Through the 1990s and early 2000s, 4-4-2 was the way to go. When Manchester United conquered all to claim the treble in 1999, the front two of Andy Cole and Dwight Yorke - supplied by wing wizards David Beckham and Ryan Giggs - were unstoppable and the system was implemented across the globe until a few years ago.
That was when Barcelona introduced their own brand of ‘tika-taka’ football with a 4-3-3, introducing the dawn of the so-called ‘false nine'. That became the way to go, with the potential to turn it into a 4-5-1 when out of possession.
At the 2014 World Cup in Brazil, there was one formation that made a return - the three central-defenders and two wing-backs system. Nobody deployed it better than Louis van Gaal’s Netherlands, with this 5-3-2 allowing an unfancied Dutch side to claim third place Upon his arrival as Manchester United manager, Van Gaal has adopted the same system.
In pre-season it was an unprecedented success. United dispatched LA Galaxy and beat Roma, Inter Milan, Liverpool and European Champions Real Madrid in the USA. However, against English teams and the fast-paced, high tempo nature of English football it is proving to be a huge mistake by the vastly experienced Dutchman.

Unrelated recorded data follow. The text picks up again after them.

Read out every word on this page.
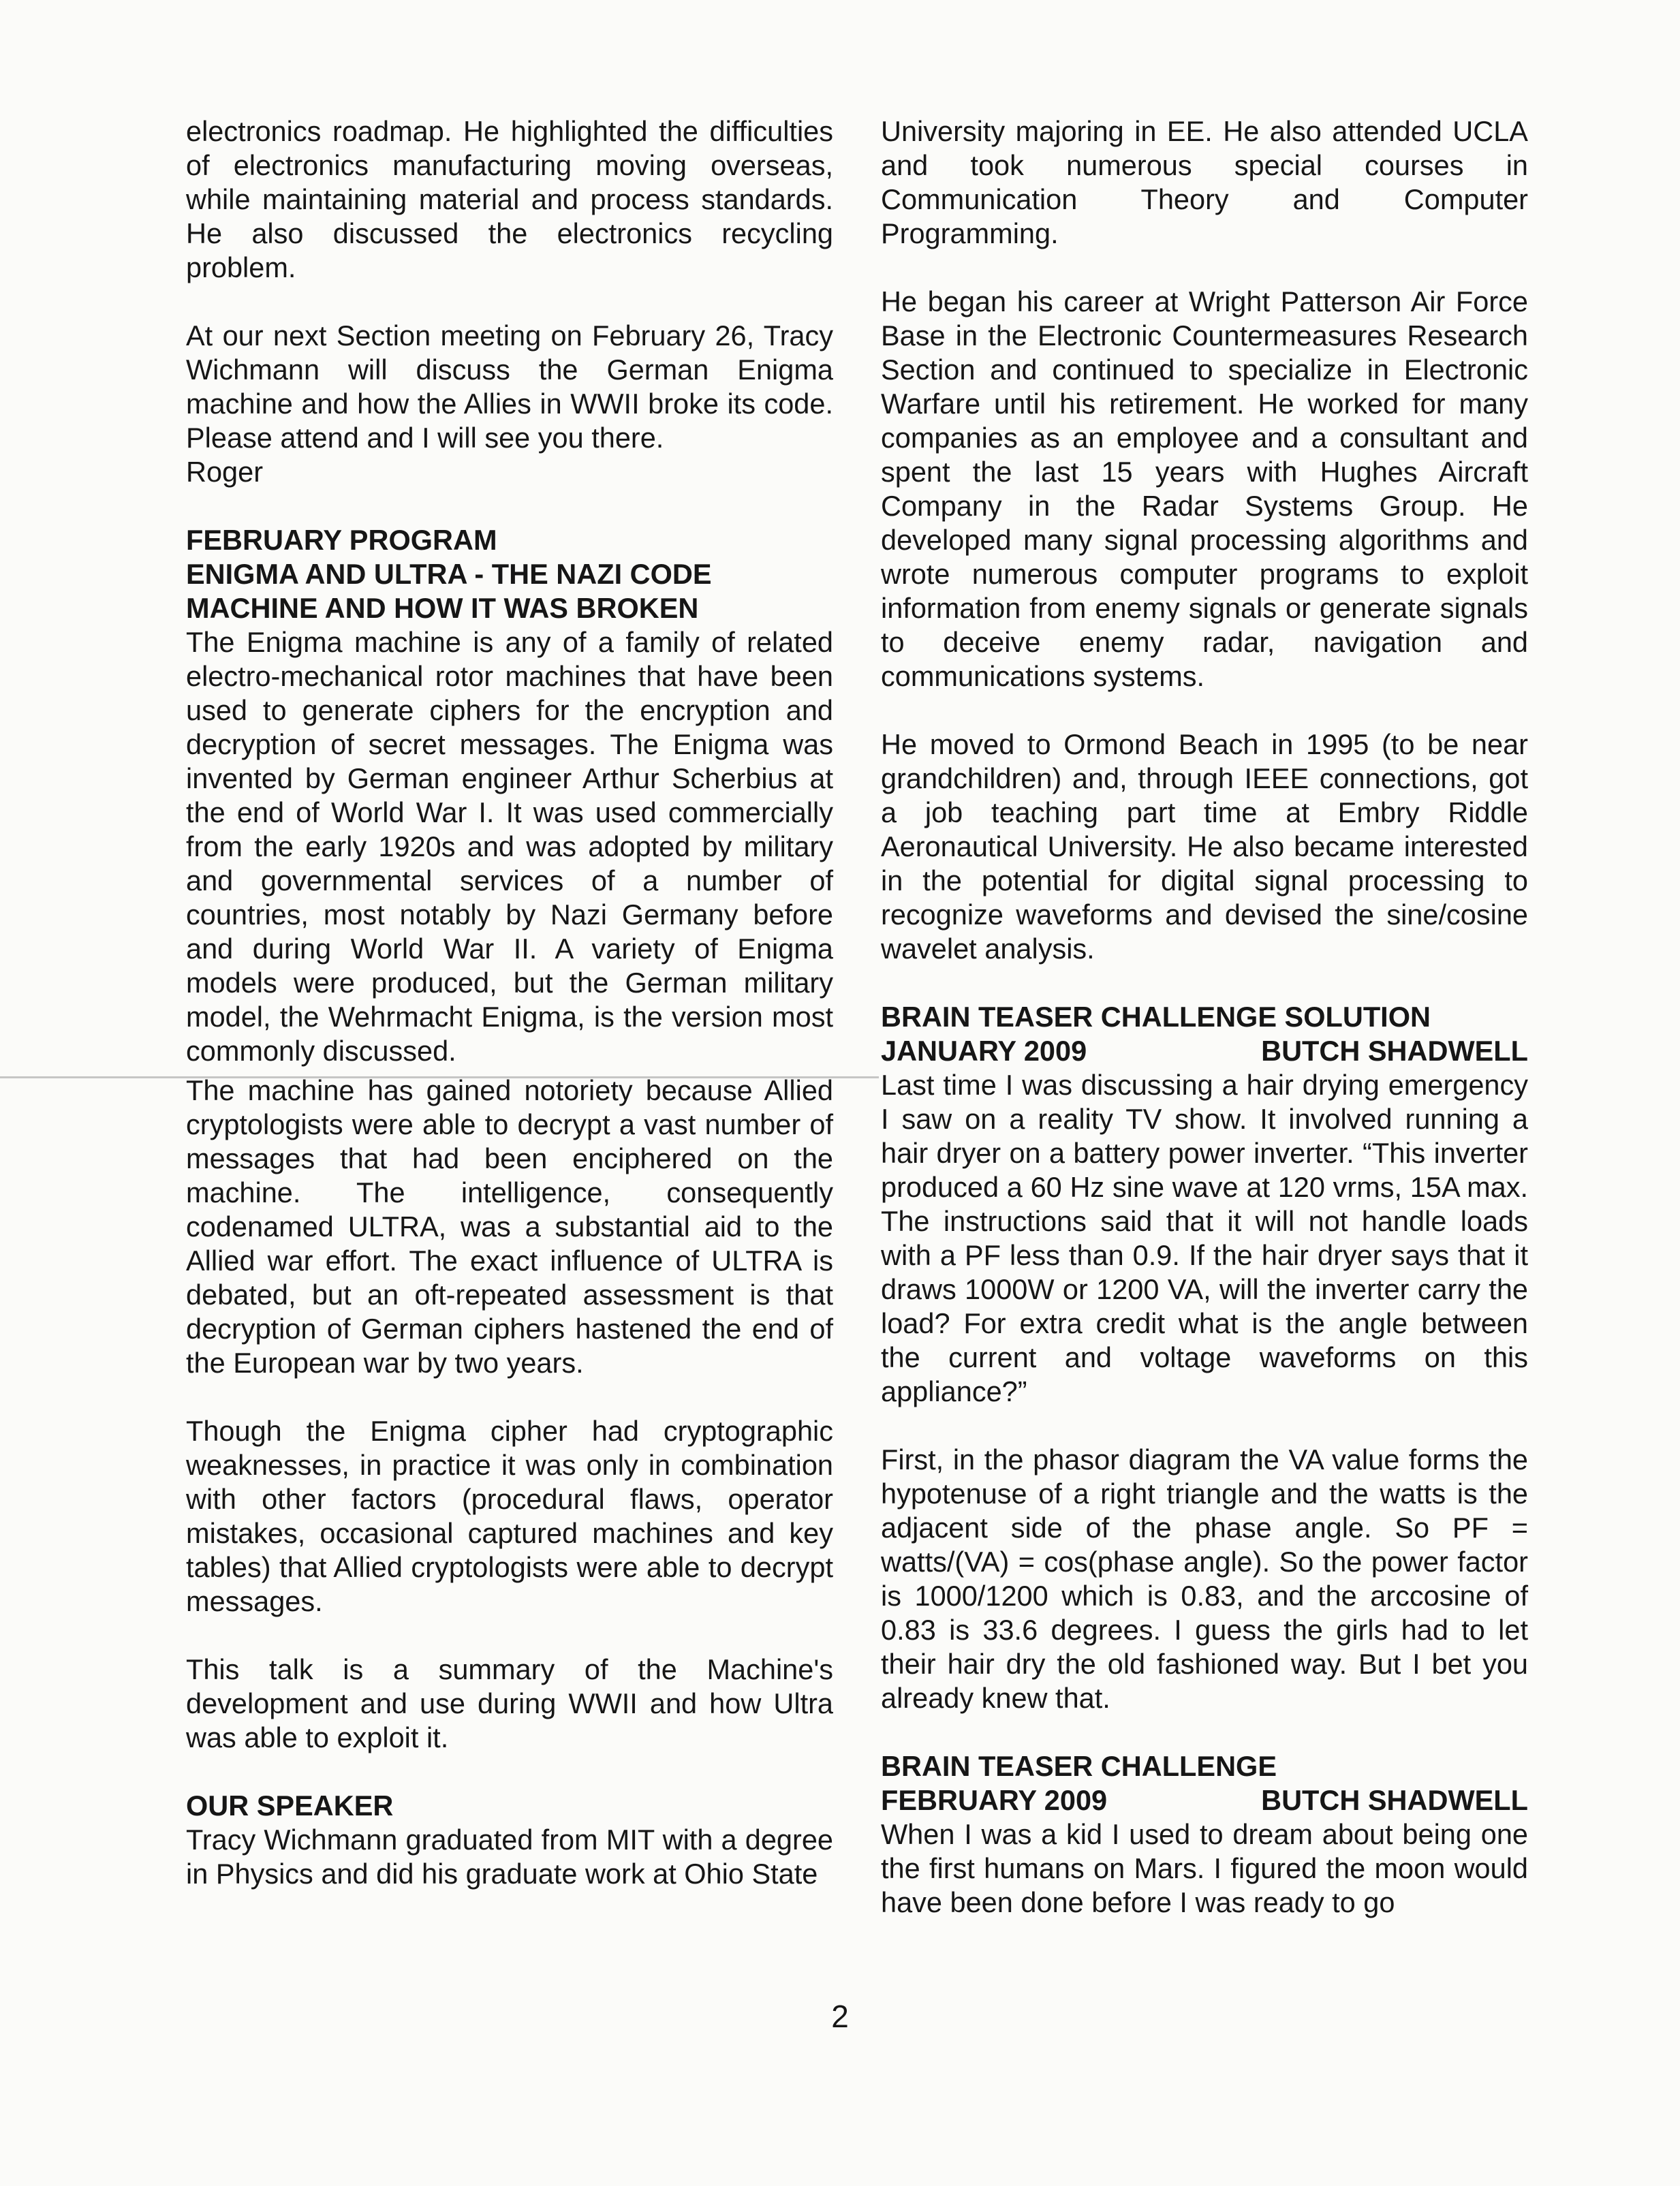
electronics roadmap. He highlighted the difficulties of electronics manufacturing moving overseas, while maintaining material and process standards. He also discussed the electronics recycling problem.

At our next Section meeting on February 26, Tracy Wichmann will discuss the German Enigma machine and how the Allies in WWII broke its code. Please attend and I will see you there.

Roger

FEBRUARY PROGRAM
ENIGMA AND ULTRA - THE NAZI CODE MACHINE AND HOW IT WAS BROKEN

The Enigma machine is any of a family of related electro-mechanical rotor machines that have been used to generate ciphers for the encryption and decryption of secret messages. The Enigma was invented by German engineer Arthur Scherbius at the end of World War I. It was used commercially from the early 1920s and was adopted by military and governmental services of a number of countries, most notably by Nazi Germany before and during World War II. A variety of Enigma models were produced, but the German military model, the Wehrmacht Enigma, is the version most commonly discussed.

The machine has gained notoriety because Allied cryptologists were able to decrypt a vast number of messages that had been enciphered on the machine. The intelligence, consequently codenamed ULTRA, was a substantial aid to the Allied war effort. The exact influence of ULTRA is debated, but an oft-repeated assessment is that decryption of German ciphers hastened the end of the European war by two years.

Though the Enigma cipher had cryptographic weaknesses, in practice it was only in combination with other factors (procedural flaws, operator mistakes, occasional captured machines and key tables) that Allied cryptologists were able to decrypt messages.

This talk is a summary of the Machine's development and use during WWII and how Ultra was able to exploit it.

OUR SPEAKER

Tracy Wichmann graduated from MIT with a degree in Physics and did his graduate work at Ohio State

University majoring in EE. He also attended UCLA and took numerous special courses in Communication Theory and Computer Programming.

He began his career at Wright Patterson Air Force Base in the Electronic Countermeasures Research Section and continued to specialize in Electronic Warfare until his retirement. He worked for many companies as an employee and a consultant and spent the last 15 years with Hughes Aircraft Company in the Radar Systems Group. He developed many signal processing algorithms and wrote numerous computer programs to exploit information from enemy signals or generate signals to deceive enemy radar, navigation and communications systems.

He moved to Ormond Beach in 1995 (to be near grandchildren) and, through IEEE connections, got a job teaching part time at Embry Riddle Aeronautical University. He also became interested in the potential for digital signal processing to recognize waveforms and devised the sine/cosine wavelet analysis.

BRAIN TEASER CHALLENGE SOLUTION
JANUARY 2009	BUTCH SHADWELL

Last time I was discussing a hair drying emergency I saw on a reality TV show. It involved running a hair dryer on a battery power inverter. “This inverter produced a 60 Hz sine wave at 120 vrms, 15A max. The instructions said that it will not handle loads with a PF less than 0.9. If the hair dryer says that it draws 1000W or 1200 VA, will the inverter carry the load? For extra credit what is the angle between the current and voltage waveforms on this appliance?”

First, in the phasor diagram the VA value forms the hypotenuse of a right triangle and the watts is the adjacent side of the phase angle. So PF = watts/(VA) = cos(phase angle). So the power factor is 1000/1200 which is 0.83, and the arccosine of 0.83 is 33.6 degrees. I guess the girls had to let their hair dry the old fashioned way. But I bet you already knew that.

BRAIN TEASER CHALLENGE
FEBRUARY 2009	BUTCH SHADWELL

When I was a kid I used to dream about being one the first humans on Mars. I figured the moon would have been done before I was ready to go

2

Not suited for the Premier League
Defensively, while the defenders look uncomfortable at times, it has not been a complete disaster. However, what the system has done is nullify any attacking threat that United can pose – reducing the team to sideways passes and long, hopeful punts forward.
On paper, it looks to be a brilliant attacking formation. It allows Van Gaal to get Wayne Rooney, Robin van Persie, Juan Mata and new British-record signing Angel Di Maria in the same side.

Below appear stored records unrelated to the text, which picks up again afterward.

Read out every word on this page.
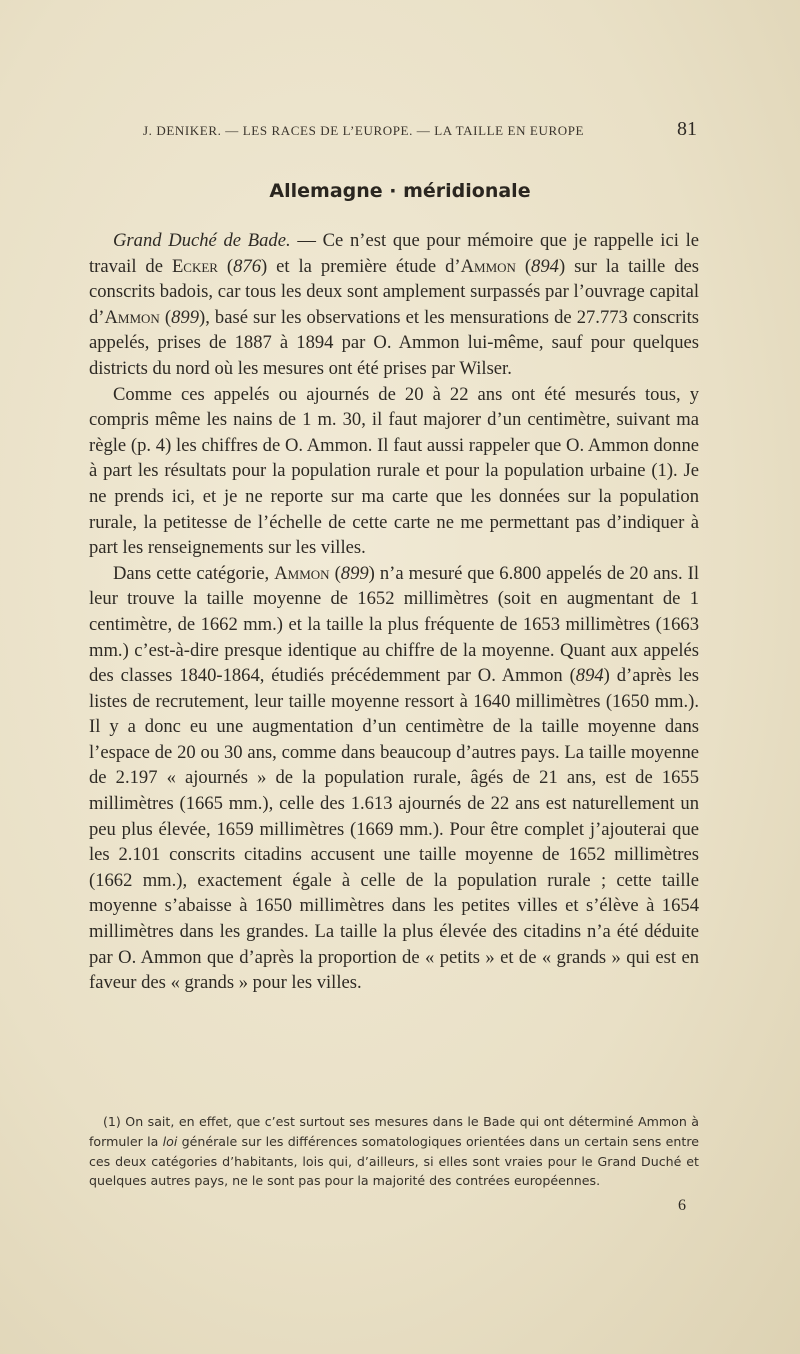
J. DENIKER. — LES RACES DE L’EUROPE. — LA TAILLE EN EUROPE	81
Allemagne · méridionale

Grand Duché de Bade. — Ce n’est que pour mémoire que je rappelle ici le travail de Ecker (876) et la première étude d’Ammon (894) sur la taille des conscrits badois, car tous les deux sont amplement surpassés par l’ouvrage capital d’Ammon (899), basé sur les observations et les mensurations de 27.773 conscrits appelés, prises de 1887 à 1894 par O. Ammon lui-même, sauf pour quelques districts du nord où les mesures ont été prises par Wilser.

Comme ces appelés ou ajournés de 20 à 22 ans ont été mesurés tous, y compris même les nains de 1 m. 30, il faut majorer d’un centimètre, suivant ma règle (p. 4) les chiffres de O. Ammon. Il faut aussi rappeler que O. Ammon donne à part les résultats pour la population rurale et pour la population urbaine (1). Je ne prends ici, et je ne reporte sur ma carte que les données sur la population rurale, la petitesse de l’échelle de cette carte ne me permettant pas d’indiquer à part les renseignements sur les villes.

Dans cette catégorie, Ammon (899) n’a mesuré que 6.800 appelés de 20 ans. Il leur trouve la taille moyenne de 1652 millimètres (soit en augmentant de 1 centimètre, de 1662 mm.) et la taille la plus fréquente de 1653 millimètres (1663 mm.) c’est-à-dire presque identique au chiffre de la moyenne. Quant aux appelés des classes 1840-1864, étudiés précédemment par O. Ammon (894) d’après les listes de recrutement, leur taille moyenne ressort à 1640 millimètres (1650 mm.). Il y a donc eu une augmentation d’un centimètre de la taille moyenne dans l’espace de 20 ou 30 ans, comme dans beaucoup d’autres pays. La taille moyenne de 2.197 « ajournés » de la population rurale, âgés de 21 ans, est de 1655 millimètres (1665 mm.), celle des 1.613 ajournés de 22 ans est naturellement un peu plus élevée, 1659 millimètres (1669 mm.). Pour être complet j’ajouterai que les 2.101 conscrits citadins accusent une taille moyenne de 1652 millimètres (1662 mm.), exactement égale à celle de la population rurale ; cette taille moyenne s’abaisse à 1650 millimètres dans les petites villes et s’élève à 1654 millimètres dans les grandes. La taille la plus élevée des citadins n’a été déduite par O. Ammon que d’après la proportion de « petits » et de « grands » qui est en faveur des « grands » pour les villes.

(1) On sait, en effet, que c’est surtout ses mesures dans le Bade qui ont déterminé Ammon à formuler la loi générale sur les différences somatologiques orientées dans un certain sens entre ces deux catégories d’habitants, lois qui, d’ailleurs, si elles sont vraies pour le Grand Duché et quelques autres pays, ne le sont pas pour la majorité des contrées européennes.

6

However, with the lack of wingers, the play becomes so narrow it is very easy to defend against. Traditionally, United are a side who have thrived on threatening from wide areas, with attacking full-backs supplementing the wingers.

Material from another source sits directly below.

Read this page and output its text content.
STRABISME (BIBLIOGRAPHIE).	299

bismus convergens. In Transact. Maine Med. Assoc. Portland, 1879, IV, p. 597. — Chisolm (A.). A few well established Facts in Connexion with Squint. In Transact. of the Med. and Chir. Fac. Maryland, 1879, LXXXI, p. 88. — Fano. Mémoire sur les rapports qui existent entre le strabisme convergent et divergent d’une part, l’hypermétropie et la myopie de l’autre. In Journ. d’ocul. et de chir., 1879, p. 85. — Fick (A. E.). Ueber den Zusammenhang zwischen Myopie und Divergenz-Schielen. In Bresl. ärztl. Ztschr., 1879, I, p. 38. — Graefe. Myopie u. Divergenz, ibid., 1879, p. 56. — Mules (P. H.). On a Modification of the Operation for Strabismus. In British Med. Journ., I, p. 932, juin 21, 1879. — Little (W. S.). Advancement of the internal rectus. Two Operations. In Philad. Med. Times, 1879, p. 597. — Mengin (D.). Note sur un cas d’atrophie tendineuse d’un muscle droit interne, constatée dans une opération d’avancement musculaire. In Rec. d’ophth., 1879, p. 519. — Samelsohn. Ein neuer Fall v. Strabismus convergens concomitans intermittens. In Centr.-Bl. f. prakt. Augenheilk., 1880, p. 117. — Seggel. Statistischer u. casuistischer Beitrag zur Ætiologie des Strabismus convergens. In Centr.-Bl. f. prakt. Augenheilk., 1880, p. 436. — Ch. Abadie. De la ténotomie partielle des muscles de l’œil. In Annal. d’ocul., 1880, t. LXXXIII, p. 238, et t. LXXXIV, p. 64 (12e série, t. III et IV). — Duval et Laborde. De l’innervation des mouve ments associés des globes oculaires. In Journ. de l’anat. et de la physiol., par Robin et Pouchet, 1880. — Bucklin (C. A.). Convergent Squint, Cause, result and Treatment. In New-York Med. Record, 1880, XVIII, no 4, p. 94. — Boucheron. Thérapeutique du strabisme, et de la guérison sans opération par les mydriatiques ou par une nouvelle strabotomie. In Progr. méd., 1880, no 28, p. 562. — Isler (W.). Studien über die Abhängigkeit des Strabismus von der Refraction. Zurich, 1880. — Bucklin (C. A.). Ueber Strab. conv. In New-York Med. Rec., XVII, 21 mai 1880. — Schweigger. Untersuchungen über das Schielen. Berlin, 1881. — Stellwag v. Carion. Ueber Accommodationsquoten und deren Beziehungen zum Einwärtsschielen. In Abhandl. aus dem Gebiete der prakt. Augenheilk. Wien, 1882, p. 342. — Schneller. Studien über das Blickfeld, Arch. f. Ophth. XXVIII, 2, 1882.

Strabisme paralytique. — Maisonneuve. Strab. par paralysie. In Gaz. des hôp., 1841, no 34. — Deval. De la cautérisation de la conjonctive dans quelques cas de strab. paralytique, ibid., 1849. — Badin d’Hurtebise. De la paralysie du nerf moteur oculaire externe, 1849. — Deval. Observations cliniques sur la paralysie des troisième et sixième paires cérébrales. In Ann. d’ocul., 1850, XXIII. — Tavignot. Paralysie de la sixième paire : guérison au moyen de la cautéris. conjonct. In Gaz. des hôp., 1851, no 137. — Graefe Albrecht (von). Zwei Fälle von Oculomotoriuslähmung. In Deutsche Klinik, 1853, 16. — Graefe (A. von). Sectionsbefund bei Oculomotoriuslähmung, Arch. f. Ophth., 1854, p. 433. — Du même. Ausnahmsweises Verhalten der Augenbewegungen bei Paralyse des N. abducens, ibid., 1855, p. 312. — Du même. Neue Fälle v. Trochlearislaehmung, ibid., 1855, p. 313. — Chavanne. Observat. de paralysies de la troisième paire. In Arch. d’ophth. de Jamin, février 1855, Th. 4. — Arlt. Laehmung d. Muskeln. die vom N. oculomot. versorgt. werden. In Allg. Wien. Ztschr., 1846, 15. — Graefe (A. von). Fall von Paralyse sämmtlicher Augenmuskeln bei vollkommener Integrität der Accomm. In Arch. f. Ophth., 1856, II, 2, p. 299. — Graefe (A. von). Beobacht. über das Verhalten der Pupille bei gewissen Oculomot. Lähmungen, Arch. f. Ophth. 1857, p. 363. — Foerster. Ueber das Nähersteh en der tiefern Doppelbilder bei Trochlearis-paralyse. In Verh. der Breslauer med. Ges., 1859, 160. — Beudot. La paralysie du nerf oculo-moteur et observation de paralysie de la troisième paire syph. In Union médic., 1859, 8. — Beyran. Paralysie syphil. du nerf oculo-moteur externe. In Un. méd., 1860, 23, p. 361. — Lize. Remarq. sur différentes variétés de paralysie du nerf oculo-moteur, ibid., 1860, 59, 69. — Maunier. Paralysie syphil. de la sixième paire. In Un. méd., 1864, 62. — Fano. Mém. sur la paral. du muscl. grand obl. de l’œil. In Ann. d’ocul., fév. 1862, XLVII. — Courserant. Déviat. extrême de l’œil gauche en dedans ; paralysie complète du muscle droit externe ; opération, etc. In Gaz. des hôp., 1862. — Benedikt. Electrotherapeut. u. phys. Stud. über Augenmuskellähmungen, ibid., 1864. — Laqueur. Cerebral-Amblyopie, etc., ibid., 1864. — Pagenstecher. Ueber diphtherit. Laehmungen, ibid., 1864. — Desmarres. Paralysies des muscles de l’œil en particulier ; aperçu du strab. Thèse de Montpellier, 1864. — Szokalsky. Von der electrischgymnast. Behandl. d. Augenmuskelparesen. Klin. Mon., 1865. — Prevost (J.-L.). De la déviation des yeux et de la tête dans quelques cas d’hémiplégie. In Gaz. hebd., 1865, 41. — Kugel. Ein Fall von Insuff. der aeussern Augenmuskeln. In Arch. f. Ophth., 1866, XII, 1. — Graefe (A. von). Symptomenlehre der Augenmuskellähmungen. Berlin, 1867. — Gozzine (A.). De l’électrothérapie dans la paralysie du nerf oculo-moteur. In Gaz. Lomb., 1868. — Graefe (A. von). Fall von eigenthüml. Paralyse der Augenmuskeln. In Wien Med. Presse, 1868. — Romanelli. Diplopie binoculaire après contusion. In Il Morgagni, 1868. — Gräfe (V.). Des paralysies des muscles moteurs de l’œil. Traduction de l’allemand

Against Burnley on Saturday, Van Gaal picked Antonio Valencia and Ashley Young as the two wing-backs. Neither was able to get forward with any great threat, as both produced wasteful crosses and were doubled up against as they become isolated on the wing.
Therefore all of United’s attacking moves have to come through the centre, making it so easy for the opposition to close the space and repel all United attacks.
Van Gaal arrogance?
Van Gaal is adamant the system will work. This is naïve and potentially arrogant. He is underestimating the pace and the high-pressured nature of the Premier League. The central midfielders will not get the time on the ball they need in order for this formation to work. Added to that the severe lack of quality of United’s central midfielders, it is a major problem for the Dutchman to solve.
The solution is to ditch the system. It may have been the fashion at the World Cup and it may have worked well there, but itt will not work in England. United have to move to a four-man defence, with two genuine wingers aided by two forward thinking full-backs. It is the way Sir Alex Ferguson played and he didn’t do a bad job.
If Van Gaal sticks beligerantly to this formation, United will struggle to win any games this season. Two points from a possible opening nine is pathetic. Add to that they have played Swansea, Sunderland and Burnley and it becomes a sorry tale. When United come up against top six teams you fear for what may happen.